Es ist so einfach zu durchschauen…..
Jede wirkungsvolle Maßnahme würde die StaatsMEHReinnahmen kürzen. Der Staat verdient an höheren Kraftstoffpreisen mehr.
Wer kennt sie nicht, die täglichen Schwankungen am Ölmarkt von 30%, mit der die Risikoaufschläge von rund 30 Cent zwischen eine Minute vor 12 und eine Minute nach 12 begründet werden, was ohnehin Humbug ist, weil der Sprit, der heute aus der Zapfsäule kommt, mindestens gestern eingekauft wurde.
Aber nur weil der Bürger durch diese Regelung noch mehr draufzahlt, kommt natürlich keiner in dieser Katastrophentegierung darauf, diesen Schwachsinn wieder abzuschaffen. Es ist wie mit der Migrations- und Energiepolitik, man erhöht dann lieber die Schlagzahl, wenn etwas gegen den Baum läuft.
Kroatien: Diesel landesweit, 0-24 Uhr 1,65€ Finde den Fehler…

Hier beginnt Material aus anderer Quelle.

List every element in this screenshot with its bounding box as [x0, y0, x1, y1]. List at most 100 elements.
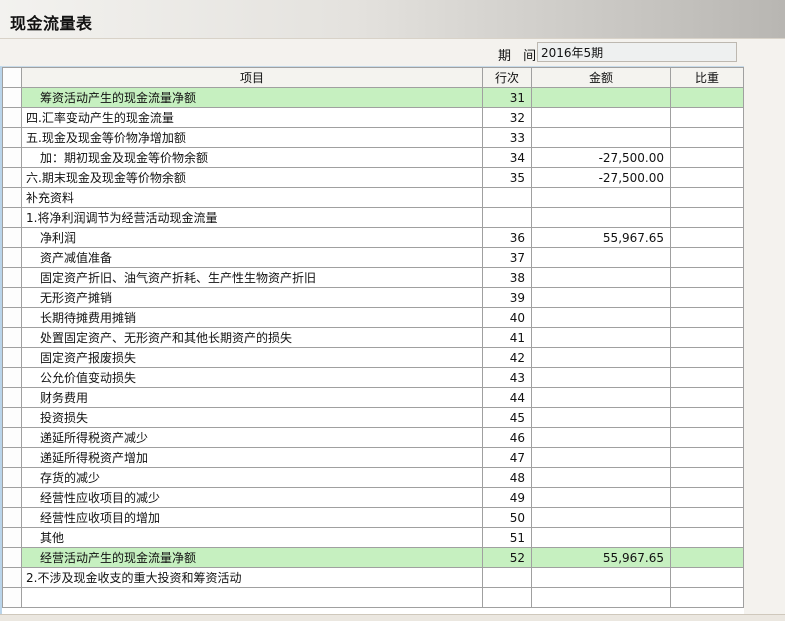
cell-amount[interactable]: -27,500.00: [531, 147, 671, 168]
table-row[interactable]: 补充资料: [2, 187, 744, 208]
cell-ratio[interactable]: [670, 467, 744, 488]
cell-line[interactable]: 37: [482, 247, 532, 268]
cell-item[interactable]: [21, 587, 483, 608]
table-row[interactable]: 递延所得税资产减少 46: [2, 427, 744, 448]
row-selector[interactable]: [2, 227, 22, 248]
cell-item[interactable]: 加：期初现金及现金等价物余额: [21, 147, 483, 168]
cell-ratio[interactable]: [670, 147, 744, 168]
cell-amount[interactable]: [531, 247, 671, 268]
table-row[interactable]: 固定资产报废损失 42: [2, 347, 744, 368]
cell-line[interactable]: 44: [482, 387, 532, 408]
row-selector[interactable]: [2, 307, 22, 328]
cell-line[interactable]: 32: [482, 107, 532, 128]
cell-ratio[interactable]: [670, 547, 744, 568]
table-row[interactable]: 经营活动产生的现金流量净额 52 55,967.65: [2, 547, 744, 568]
cell-line[interactable]: 36: [482, 227, 532, 248]
cell-item[interactable]: 固定资产折旧、油气资产折耗、生产性生物资产折旧: [21, 267, 483, 288]
cell-item[interactable]: 固定资产报废损失: [21, 347, 483, 368]
cell-amount[interactable]: [531, 207, 671, 228]
cell-amount[interactable]: [531, 447, 671, 468]
row-selector[interactable]: [2, 187, 22, 208]
row-selector[interactable]: [2, 487, 22, 508]
cell-line[interactable]: 40: [482, 307, 532, 328]
cell-item[interactable]: 经营活动产生的现金流量净额: [21, 547, 483, 568]
row-selector[interactable]: [2, 547, 22, 568]
row-selector[interactable]: [2, 567, 22, 588]
cell-item[interactable]: 六.期末现金及现金等价物余额: [21, 167, 483, 188]
row-selector[interactable]: [2, 267, 22, 288]
table-row[interactable]: 五.现金及现金等价物净增加额 33: [2, 127, 744, 148]
cell-ratio[interactable]: [670, 387, 744, 408]
cell-line[interactable]: 51: [482, 527, 532, 548]
cell-item[interactable]: 2.不涉及现金收支的重大投资和筹资活动: [21, 567, 483, 588]
cell-amount[interactable]: [531, 587, 671, 608]
cell-amount[interactable]: [531, 327, 671, 348]
cell-ratio[interactable]: [670, 287, 744, 308]
cell-ratio[interactable]: [670, 587, 744, 608]
cell-line[interactable]: 39: [482, 287, 532, 308]
cell-amount[interactable]: [531, 347, 671, 368]
row-selector[interactable]: [2, 107, 22, 128]
cell-item[interactable]: 净利润: [21, 227, 483, 248]
table-row[interactable]: 固定资产折旧、油气资产折耗、生产性生物资产折旧 38: [2, 267, 744, 288]
row-selector[interactable]: [2, 327, 22, 348]
cell-ratio[interactable]: [670, 127, 744, 148]
cell-amount[interactable]: -27,500.00: [531, 167, 671, 188]
cell-item[interactable]: 1.将净利润调节为经营活动现金流量: [21, 207, 483, 228]
cell-ratio[interactable]: [670, 307, 744, 328]
table-row[interactable]: 其他 51: [2, 527, 744, 548]
cell-item[interactable]: 补充资料: [21, 187, 483, 208]
row-selector[interactable]: [2, 247, 22, 268]
row-selector[interactable]: [2, 507, 22, 528]
cell-amount[interactable]: 55,967.65: [531, 227, 671, 248]
cell-item[interactable]: 经营性应收项目的减少: [21, 487, 483, 508]
row-selector[interactable]: [2, 367, 22, 388]
cell-line[interactable]: 52: [482, 547, 532, 568]
row-selector[interactable]: [2, 447, 22, 468]
cell-amount[interactable]: [531, 367, 671, 388]
cell-ratio[interactable]: [670, 527, 744, 548]
cell-item[interactable]: 递延所得税资产增加: [21, 447, 483, 468]
table-row[interactable]: 长期待摊费用摊销 40: [2, 307, 744, 328]
cell-line[interactable]: [482, 187, 532, 208]
cell-item[interactable]: 经营性应收项目的增加: [21, 507, 483, 528]
cell-amount[interactable]: [531, 107, 671, 128]
row-selector[interactable]: [2, 287, 22, 308]
table-row[interactable]: 筹资活动产生的现金流量净额 31: [2, 87, 744, 108]
cell-line[interactable]: 50: [482, 507, 532, 528]
cell-ratio[interactable]: [670, 327, 744, 348]
cell-ratio[interactable]: [670, 487, 744, 508]
cell-line[interactable]: 42: [482, 347, 532, 368]
row-selector[interactable]: [2, 427, 22, 448]
cell-amount[interactable]: [531, 307, 671, 328]
cell-ratio[interactable]: [670, 447, 744, 468]
table-row[interactable]: 六.期末现金及现金等价物余额 35 -27,500.00: [2, 167, 744, 188]
cell-ratio[interactable]: [670, 267, 744, 288]
cell-line[interactable]: [482, 567, 532, 588]
cell-amount[interactable]: [531, 87, 671, 108]
cell-line[interactable]: 34: [482, 147, 532, 168]
cell-item[interactable]: 公允价值变动损失: [21, 367, 483, 388]
row-selector[interactable]: [2, 207, 22, 228]
row-selector[interactable]: [2, 127, 22, 148]
cell-item[interactable]: 资产减值准备: [21, 247, 483, 268]
column-header-amount[interactable]: 金额: [531, 67, 671, 88]
cell-item[interactable]: 无形资产摊销: [21, 287, 483, 308]
cell-line[interactable]: [482, 207, 532, 228]
table-row[interactable]: 财务费用 44: [2, 387, 744, 408]
cell-line[interactable]: 31: [482, 87, 532, 108]
cell-amount[interactable]: [531, 567, 671, 588]
cell-item[interactable]: 四.汇率变动产生的现金流量: [21, 107, 483, 128]
cell-amount[interactable]: [531, 187, 671, 208]
cell-amount[interactable]: [531, 507, 671, 528]
table-row[interactable]: 四.汇率变动产生的现金流量 32: [2, 107, 744, 128]
cell-item[interactable]: 投资损失: [21, 407, 483, 428]
cell-item[interactable]: 处置固定资产、无形资产和其他长期资产的损失: [21, 327, 483, 348]
row-selector[interactable]: [2, 347, 22, 368]
cell-amount[interactable]: [531, 267, 671, 288]
row-selector-header[interactable]: [2, 67, 22, 88]
cell-amount[interactable]: [531, 387, 671, 408]
cell-ratio[interactable]: [670, 427, 744, 448]
cell-item[interactable]: 五.现金及现金等价物净增加额: [21, 127, 483, 148]
table-row[interactable]: 处置固定资产、无形资产和其他长期资产的损失 41: [2, 327, 744, 348]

Saudi-Arabien: 1 mal voll bitte, egal wie viel 2Dollar
Das war im Iran so schon 1978. Habe ich selbst erlebt. Ähnlich auch in Syrien und Irak. Da muss man keinen Fehler suchen, sondern der Regierung auf die Finger klopfen. Bei jeder Wahl
Diese Länder haben aber auch keinen Sozialstaat der die Hälfte des BIP auffrisst und die haben genau einen Diktator und nicht ein Parlament mit zigtausend Mitarbeitern.
Frankreich um 2,10€
Nicht vergessen, dass der Tankkunde den ganzen Sermon zweimal bezahlt, da die Treibstoffvorräte ja schon längst billig bezahlt sind ja nicht angerührt werden dürfen. Was macht die Politik bloß mit dem ganzen Geld? Ach ja ich vergaß, die Damen und Herren brauchen es ja um es in der ganzen Welt kostenlos zu verteilen, wahrscheinlich damit sie gut dastehen und zu ganz wichtigen Konferenzen auch eingeladen werden. Klappt auch nicht mehr so richtig habe ich den Eindruck.